Analysis of fishing data by the Sunday Star-Times shows several companies have caught hundreds of tonnes more than their annual catch entitlement, known as ACE.

Figures for silver warehou, one of the six major deepwater stocks in New Zealand seas, show Christchurch-based company Southern Storm Fishing caught 1133 tonnes in excess of its annual entitlement in the year to September in fishing zone SWA3 off the South Island's east coast. Its excess catch in SWA4, further into the ocean, was 734 tonnes over the same period.

Trans Pacific Fishing, based in Tauranga, caught 1082 tonnes more than its entitlement of silver warehou in the two zones.

Northland Deepwater JV, based in Auckland, caught 300 tonnes in excess of its silver warehou ACE.

Under the quota system, fishers must acquire ACE from quota owners equal to the amount of fish they catch, or pay a fee, known as deemed value, for every kilo of fish landed in excess of ACE.

There is usually a graduated scale, so that small excesses are not penalised the nature of fishing means it is impossible to catch the tonnage exactly equal to ACE.

The system is designed to remove the economic incentive to catch in excess of quota, while still encouraging fishers to land and report everything they catch.

But the level of deemed value penalties, set annually by the Fisheries Ministry, has allowed companies to fish without bothering to buy ACE, angering many senior industry figures.

Eric Barratt, managing director of Sanford, said some companies were abusing the system.

"These people are going out and target fishing [without ACE]. To suggest that it's not illegal is technically correct but morally wrong... All they're doing is just catching fish that belong to us."

Michael Sullivan of Ocean Law, who specialises in fishing industry issues, said there was no moral question to answer.

"It's in the nature of fishing and it's perfectly legal. As long as the fish is being reported, it's an economic issue, not a moral one."

Barratt said that although Sanford had some of the largest catches in the industry, it was able to avoid catching more fish than it was entitled to. "Our deemed value bill is less than $100,000, compared to these other companies that are paying millions of dollars of deemed values."

Southern Storm's silver warehou catch, for example, would have produced a deemed value bill of more than $1.7m, although the company would have avoided paying for ACE at the same time.

But there is another agenda here, say some.

Independent Fisheries, a large Christchurch-based company, significantly overcaught hoki in 2005-06, landing 853 tonnes more than its entitlement. Its fleet manager Steve Bishop said it was a simple matter of being unable to acquire ACE at the end of the season "somebody was going to sell it to us and then changed their mind".
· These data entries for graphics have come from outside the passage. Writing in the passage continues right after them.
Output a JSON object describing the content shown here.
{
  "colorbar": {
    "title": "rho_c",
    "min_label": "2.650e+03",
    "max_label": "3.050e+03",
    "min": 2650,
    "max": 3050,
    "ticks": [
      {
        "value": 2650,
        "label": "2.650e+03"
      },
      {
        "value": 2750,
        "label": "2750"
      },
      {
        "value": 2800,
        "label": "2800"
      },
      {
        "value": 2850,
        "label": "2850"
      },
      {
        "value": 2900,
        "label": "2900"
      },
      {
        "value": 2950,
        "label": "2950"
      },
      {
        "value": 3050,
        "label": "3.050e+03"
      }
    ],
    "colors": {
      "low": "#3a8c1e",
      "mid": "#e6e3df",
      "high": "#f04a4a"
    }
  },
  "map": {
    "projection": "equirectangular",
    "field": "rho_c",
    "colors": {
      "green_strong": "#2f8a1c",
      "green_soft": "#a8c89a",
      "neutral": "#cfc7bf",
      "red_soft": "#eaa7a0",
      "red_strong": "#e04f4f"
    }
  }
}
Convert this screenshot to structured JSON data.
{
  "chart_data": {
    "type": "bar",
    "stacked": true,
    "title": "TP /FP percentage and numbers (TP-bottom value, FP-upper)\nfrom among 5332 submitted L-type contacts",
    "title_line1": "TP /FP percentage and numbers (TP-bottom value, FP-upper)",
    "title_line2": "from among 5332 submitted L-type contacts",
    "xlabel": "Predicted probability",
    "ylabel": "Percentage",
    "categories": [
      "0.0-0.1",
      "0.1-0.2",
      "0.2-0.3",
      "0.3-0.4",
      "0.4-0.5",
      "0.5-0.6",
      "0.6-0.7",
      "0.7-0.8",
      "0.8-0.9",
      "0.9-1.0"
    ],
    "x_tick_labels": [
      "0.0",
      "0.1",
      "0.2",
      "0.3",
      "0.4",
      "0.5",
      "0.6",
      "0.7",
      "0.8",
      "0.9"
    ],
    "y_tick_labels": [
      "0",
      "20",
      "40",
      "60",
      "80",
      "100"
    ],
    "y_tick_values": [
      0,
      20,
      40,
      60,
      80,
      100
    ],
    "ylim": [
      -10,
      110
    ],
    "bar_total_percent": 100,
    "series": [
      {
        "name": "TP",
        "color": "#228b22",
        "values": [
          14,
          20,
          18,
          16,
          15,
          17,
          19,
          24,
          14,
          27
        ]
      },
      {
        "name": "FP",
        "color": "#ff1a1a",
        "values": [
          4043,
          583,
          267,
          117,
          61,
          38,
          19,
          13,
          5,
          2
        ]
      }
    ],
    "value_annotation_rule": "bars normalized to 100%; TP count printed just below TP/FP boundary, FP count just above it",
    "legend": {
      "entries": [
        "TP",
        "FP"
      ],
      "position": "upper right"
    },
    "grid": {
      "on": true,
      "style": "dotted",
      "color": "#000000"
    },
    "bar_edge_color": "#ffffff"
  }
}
He said there was no argument with the principle that catching more than quota should be made uneconomic, but he said the government was failing to set deemed values correctly.

While setting deemed values too low could encourage deliberate overfishing, setting them too high, as in kingfish and snapper, distorted the market and encouraged dumping of catches at sea.

Anyone catching kingfish accidentally, he said, faced paying $18 a kilo in deemed value penalties a figure well in excess of its economic value. This meant fishers would either seek to buy ACE at any price less than $18/kg, or dump the fish at sea.

High deemed values therefore played into the hands of quota owners, he said.

"Most fishers around this country are discarding fish because it's costing them an arm and a leg to bring it in. It's a waste of millions of dollars to New Zealand and it's a waste of all that management information. This whole issue needs a decent policy review."